I am maintaining (writing … ) an application based on libHOCR (an Hebrew OCR library) in Qt4 called QHOCR. The project started as a test for my abilities to port a Linux/GTK only application to Qt4/Windows. The last version I released was based on version 0.8.3 of Kobi’s library, and since then he did a lot up upgrades to the library – and now I need to port the application to the new API provided by the new library (stable API/ABI is for sissies).

So, the first thing I did, was compile the command line application using qmake. Now, this application is compiled right now using auto*, and links to GLib, so it was fun. Took 2 hours, but then I got the new (qmake based) binary to run exactly like the original (autohell based) one. Funny thing is that after stripping the new binary was 10k smaller then the old one, so go figure…

One interesting bug I found, is that both the library and the demo/command line application have a file named hocr.c.
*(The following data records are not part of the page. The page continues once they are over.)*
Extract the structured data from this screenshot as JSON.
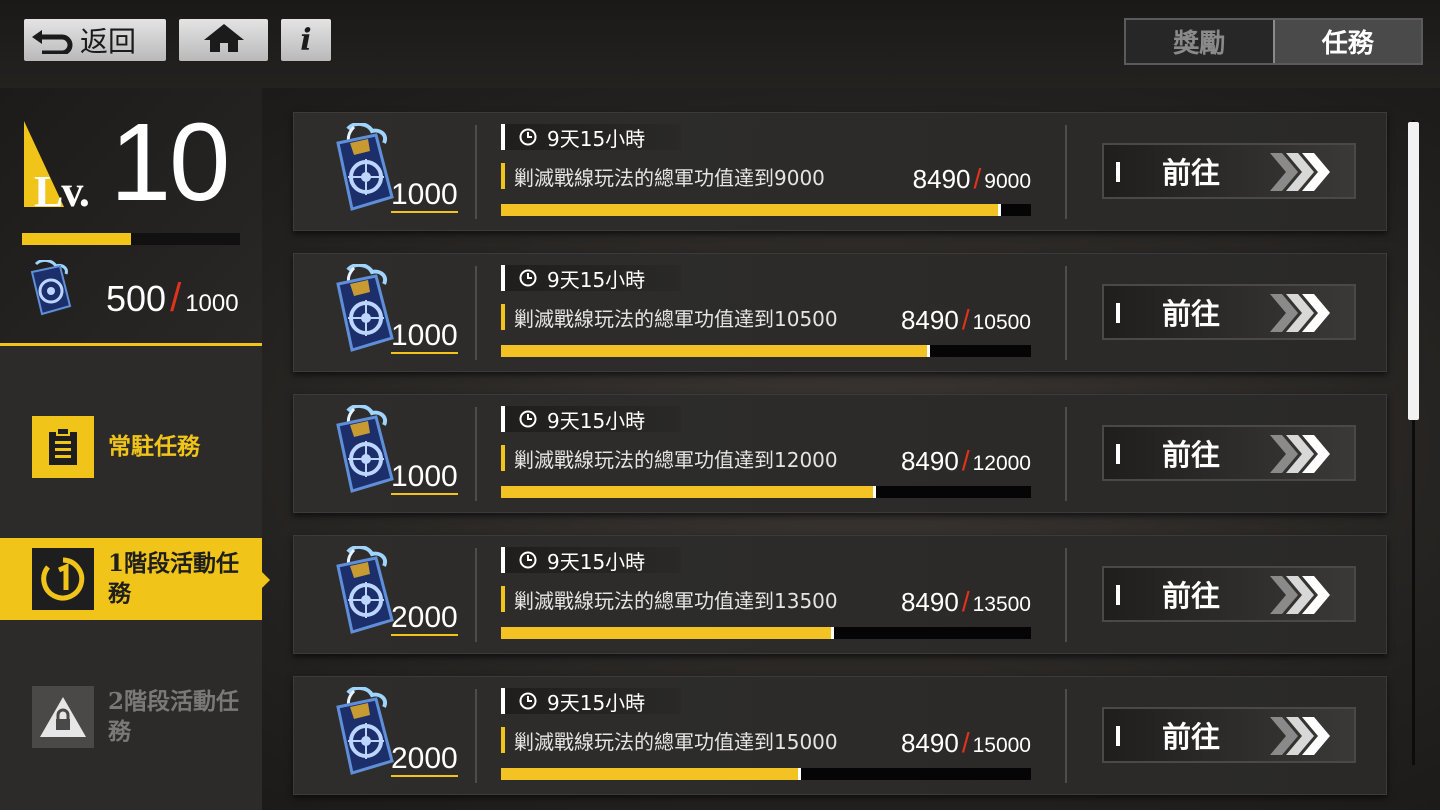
{
  "header": {
    "back_label": "返回",
    "info_label": "i",
    "tabs": [
      {
        "label": "獎勵",
        "active": false
      },
      {
        "label": "任務",
        "active": true
      }
    ]
  },
  "player": {
    "level_prefix": "Lv.",
    "level": "10",
    "xp_fraction": 0.5,
    "points_current": "500",
    "points_max": "1000"
  },
  "categories": [
    {
      "label": "常駐任務",
      "state": "normal",
      "icon": "clipboard-icon"
    },
    {
      "label": "1階段活動任務",
      "state": "selected",
      "icon": "stage-one-icon"
    },
    {
      "label": "2階段活動任務",
      "state": "locked",
      "icon": "lock-icon"
    }
  ],
  "tasks": [
    {
      "reward": "1000",
      "time_left": "9天15小時",
      "description": "剿滅戰線玩法的總軍功值達到9000",
      "current": "8490",
      "goal": "9000",
      "progress": 0.943,
      "go_label": "前往"
    },
    {
      "reward": "1000",
      "time_left": "9天15小時",
      "description": "剿滅戰線玩法的總軍功值達到10500",
      "current": "8490",
      "goal": "10500",
      "progress": 0.809,
      "go_label": "前往"
    },
    {
      "reward": "1000",
      "time_left": "9天15小時",
      "description": "剿滅戰線玩法的總軍功值達到12000",
      "current": "8490",
      "goal": "12000",
      "progress": 0.708,
      "go_label": "前往"
    },
    {
      "reward": "2000",
      "time_left": "9天15小時",
      "description": "剿滅戰線玩法的總軍功值達到13500",
      "current": "8490",
      "goal": "13500",
      "progress": 0.629,
      "go_label": "前往"
    },
    {
      "reward": "2000",
      "time_left": "9天15小時",
      "description": "剿滅戰線玩法的總軍功值達到15000",
      "current": "8490",
      "goal": "15000",
      "progress": 0.566,
      "go_label": "前往"
    }
  ],
  "colors": {
    "accent": "#f0c419",
    "slash": "#e0331c",
    "panel": "#2c2b29"
  },
  "scroll_fraction": 0.46
}
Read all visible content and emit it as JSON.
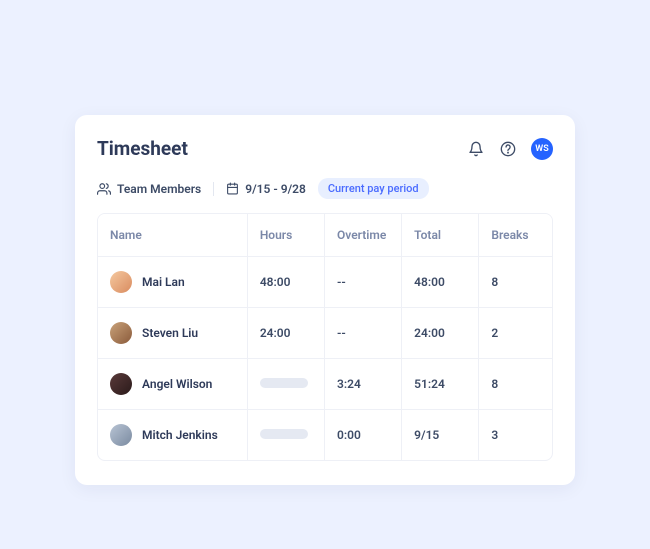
{
  "header": {
    "title": "Timesheet",
    "avatar_initials": "WS"
  },
  "filters": {
    "team_label": "Team Members",
    "date_range": "9/15 - 9/28",
    "pill": "Current pay period"
  },
  "table": {
    "columns": {
      "name": "Name",
      "hours": "Hours",
      "overtime": "Overtime",
      "total": "Total",
      "breaks": "Breaks"
    },
    "rows": [
      {
        "name": "Mai Lan",
        "hours": "48:00",
        "overtime": "--",
        "total": "48:00",
        "breaks": "8",
        "avatar_bg": "linear-gradient(135deg,#f5c9a0,#d98b5f)"
      },
      {
        "name": "Steven Liu",
        "hours": "24:00",
        "overtime": "--",
        "total": "24:00",
        "breaks": "2",
        "avatar_bg": "linear-gradient(135deg,#c9a27a,#8a5a3a)"
      },
      {
        "name": "Angel Wilson",
        "hours": "",
        "overtime": "3:24",
        "total": "51:24",
        "breaks": "8",
        "avatar_bg": "linear-gradient(135deg,#5a3a3a,#2a1a1a)"
      },
      {
        "name": "Mitch Jenkins",
        "hours": "",
        "overtime": "0:00",
        "total": "9/15",
        "breaks": "3",
        "avatar_bg": "linear-gradient(135deg,#b8c4d4,#7a8aa0)"
      }
    ]
  }
}
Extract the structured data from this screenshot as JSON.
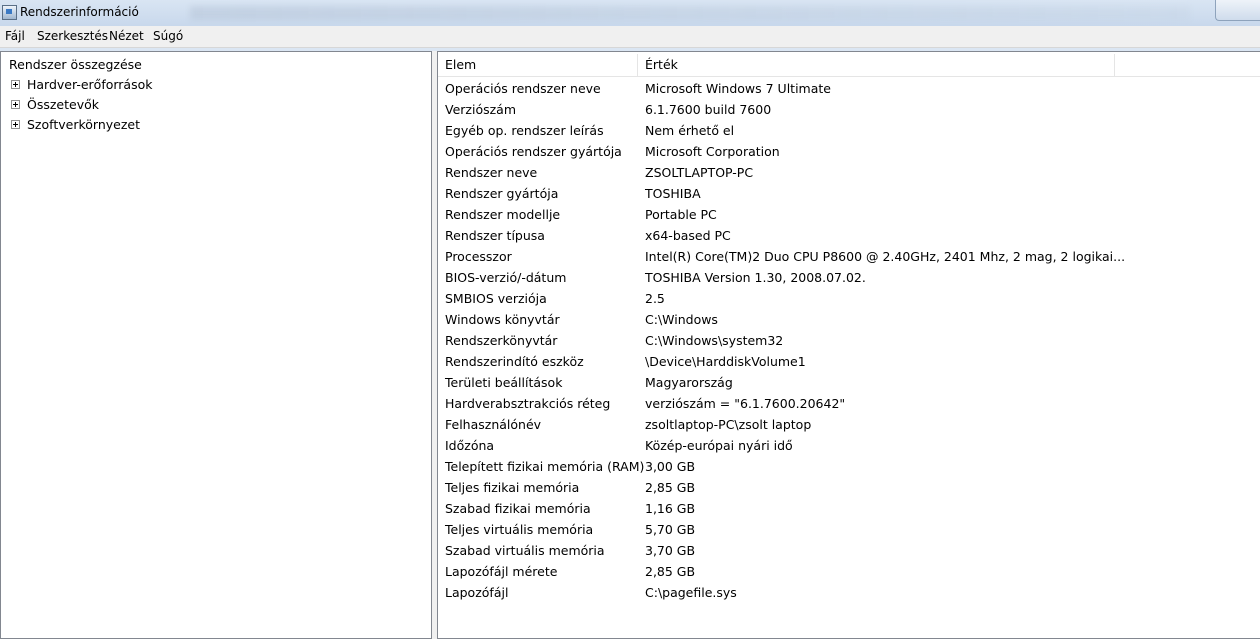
{
  "window": {
    "title": "Rendszerinformáció"
  },
  "menu": [
    "Fájl",
    "Szerkesztés",
    "Nézet",
    "Súgó"
  ],
  "tree": {
    "root": "Rendszer összegzése",
    "nodes": [
      "Hardver-erőforrások",
      "Összetevők",
      "Szoftverkörnyezet"
    ]
  },
  "list": {
    "columns": [
      "Elem",
      "Érték"
    ],
    "rows": [
      {
        "item": "Operációs rendszer neve",
        "value": "Microsoft Windows 7 Ultimate"
      },
      {
        "item": "Verziószám",
        "value": "6.1.7600 build 7600"
      },
      {
        "item": "Egyéb op. rendszer leírás",
        "value": "Nem érhető el"
      },
      {
        "item": "Operációs rendszer gyártója",
        "value": "Microsoft Corporation"
      },
      {
        "item": "Rendszer neve",
        "value": "ZSOLTLAPTOP-PC"
      },
      {
        "item": "Rendszer gyártója",
        "value": "TOSHIBA"
      },
      {
        "item": "Rendszer modellje",
        "value": "Portable PC"
      },
      {
        "item": "Rendszer típusa",
        "value": "x64-based PC"
      },
      {
        "item": "Processzor",
        "value": "Intel(R) Core(TM)2 Duo CPU     P8600  @ 2.40GHz, 2401 Mhz, 2 mag, 2 logikai..."
      },
      {
        "item": "BIOS-verzió/-dátum",
        "value": "TOSHIBA Version 1.30, 2008.07.02."
      },
      {
        "item": "SMBIOS verziója",
        "value": "2.5"
      },
      {
        "item": "Windows könyvtár",
        "value": "C:\\Windows"
      },
      {
        "item": "Rendszerkönyvtár",
        "value": "C:\\Windows\\system32"
      },
      {
        "item": "Rendszerindító eszköz",
        "value": "\\Device\\HarddiskVolume1"
      },
      {
        "item": "Területi beállítások",
        "value": "Magyarország"
      },
      {
        "item": "Hardverabsztrakciós réteg",
        "value": "verziószám = \"6.1.7600.20642\""
      },
      {
        "item": "Felhasználónév",
        "value": "zsoltlaptop-PC\\zsolt laptop"
      },
      {
        "item": "Időzóna",
        "value": "Közép-európai nyári idő"
      },
      {
        "item": "Telepített fizikai memória (RAM)",
        "value": "3,00 GB"
      },
      {
        "item": "Teljes fizikai memória",
        "value": "2,85 GB"
      },
      {
        "item": "Szabad fizikai memória",
        "value": "1,16 GB"
      },
      {
        "item": "Teljes virtuális memória",
        "value": "5,70 GB"
      },
      {
        "item": "Szabad virtuális memória",
        "value": "3,70 GB"
      },
      {
        "item": "Lapozófájl mérete",
        "value": "2,85 GB"
      },
      {
        "item": "Lapozófájl",
        "value": "C:\\pagefile.sys"
      }
    ]
  }
}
Now, since I am hacking an application – I don’t care about libraries and all this other issues, I just statically link all *.c files into the same EXE. Now, the problem is that you cannot have 2 files with the same name on the same project file (if both files are on different directories). That is because for both files, the target will be .tmp/hocr.o, and only one will be built. The solution is to rename one of the files, in my case the one which contains main(), to qhocr-cli.c.

Another interesting thing I did, is having 2 different *.pro files on the same directory. In theory I should use the subdirs template, but there is no reason why not to abuse this hack meanwhile.

The next stage will be get rid of all GLib/GTK function calls, and use cout(), and QString internally in the command line application to understand the API. Tomorrow I will be focusing on porting the command line parsing from GLib to Qt4 (somehow, don’t know how). The last stage will be migrating the GUI application to use the new library with all the experience gained from previous tests done on the command line utility.

The code is available in my trunk, and contains the GUI which links to libhocr-0.8 and the CLI application which links to libhocr0.10 (and glib! and x11!).

PS: yes, qmake can build plain C applications… I have used it once to build a GLUT based application since I am too stupid to learn auto* and CMake was not existing back then.